Australian Cattle Dogs and Children
Children and Australian Cattle Dogs can grow up as wonderful pals. The ACD is loyal and protective all-around family companion.
One must keep in mind, however, what this breed was developed for in deciding whether or not to bring an ACD into a home with children (or where children are in the future plans).
The rough-and-tumble, energetic nature of this breed makes them an excellent "kids dog" BUT both dog and child must be properly trained in order for the pairing to be safe. Again remember that this breed is hard-wired to nip at the heels of cattle...or ANY OTHER fast moving object that zooms past its field of vision. This instinct can (and will) be used on bicycles, tricycles, and yes even on running toddlers!
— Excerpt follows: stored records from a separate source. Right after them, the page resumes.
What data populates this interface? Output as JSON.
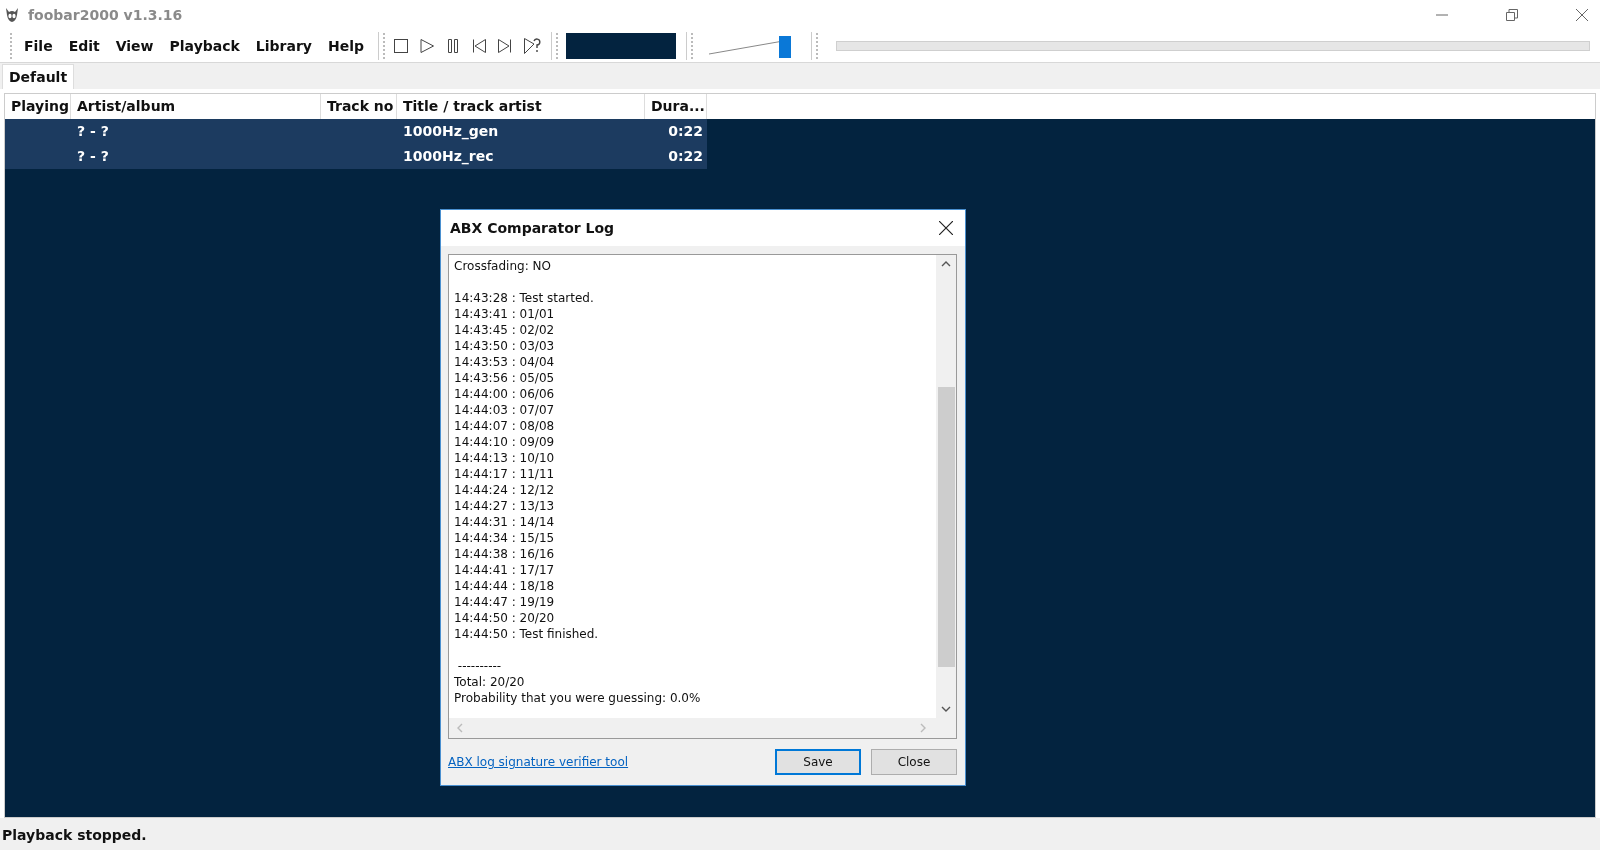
{
  "window": {
    "title": "foobar2000 v1.3.16"
  },
  "menu": [
    "File",
    "Edit",
    "View",
    "Playback",
    "Library",
    "Help"
  ],
  "volume": {
    "level": 0.93
  },
  "tabs": [
    {
      "label": "Default",
      "selected": true
    }
  ],
  "playlist": {
    "columns": [
      "Playing",
      "Artist/album",
      "Track no",
      "Title / track artist",
      "Dura..."
    ],
    "rows": [
      {
        "selected": true,
        "cells": [
          "",
          "? - ?",
          "",
          "1000Hz_gen",
          "0:22"
        ]
      },
      {
        "selected": true,
        "cells": [
          "",
          "? - ?",
          "",
          "1000Hz_rec",
          "0:22"
        ]
      }
    ]
  },
  "dialog": {
    "title": "ABX Comparator Log",
    "log": [
      [
        "Crossfading: NO"
      ],
      [
        "14:43:28 : Test started.",
        "14:43:41 : 01/01",
        "14:43:45 : 02/02",
        "14:43:50 : 03/03",
        "14:43:53 : 04/04",
        "14:43:56 : 05/05",
        "14:44:00 : 06/06",
        "14:44:03 : 07/07",
        "14:44:07 : 08/08",
        "14:44:10 : 09/09",
        "14:44:13 : 10/10",
        "14:44:17 : 11/11",
        "14:44:24 : 12/12",
        "14:44:27 : 13/13",
        "14:44:31 : 14/14",
        "14:44:34 : 15/15",
        "14:44:38 : 16/16",
        "14:44:41 : 17/17",
        "14:44:44 : 18/18",
        "14:44:47 : 19/19",
        "14:44:50 : 20/20",
        "14:44:50 : Test finished."
      ],
      [
        " ----------",
        "Total: 20/20",
        "Probability that you were guessing: 0.0%"
      ]
    ],
    "link": "ABX log signature verifier tool",
    "buttons": [
      {
        "label": "Save",
        "default": true
      },
      {
        "label": "Close",
        "default": false
      }
    ]
  },
  "status_bar": "Playback stopped."
}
That said, the Cattle Dog "nip" should be described. When reacting instinctually, an ACD does not bite with a grip that is designed to take a chunk of flesh (either bovine or otherwise). A cattledog "nip" for definition in this discussion is a PINCH that rarely leaves teeth marks and doesn't even break the skin. It does, however, leave one HECK of a deep purple bruise (and hurts like the dickens)! Obviously this type of nipping is NOT an act of aggression but is instead an act of CONTROL.
An Australian Cattle Dog can be trained that human beings are not acceptable outlets for herding but diligence must be maintained at all times. Children must also be taught about the instincts of a Cattle Dog and trained to keep "zipping about at high rates of speed" to a minimum around ACDs with a high herding instinct.
There are, of course, other issues that need to be addressed when it comes to kids and cowdogs. Australian Cattle Dogs are generally protective by nature. They are protective of their property and of their pack. Children are often prone to pushing and shoving type activities with their neighborhood playmates. While most kids know where the line is between play and intent to harm, an Australian Catle Dog watching a member of his or her pack being "attacked" by another child may not be able to distinguish the difference. Again, the result of this would probably be one of those controlling ACD "nips" (but explaining the bruise to the visiting childs parents is another matter).
There is no cut-and-dried answer to the question: "Are these good dogs with kids?" I wish there were. Keeping the nature of the beast in mind in ALL situations involving the combination is advised. In this case, "the beast" refers to both the Australian Cattle Dog AND Children.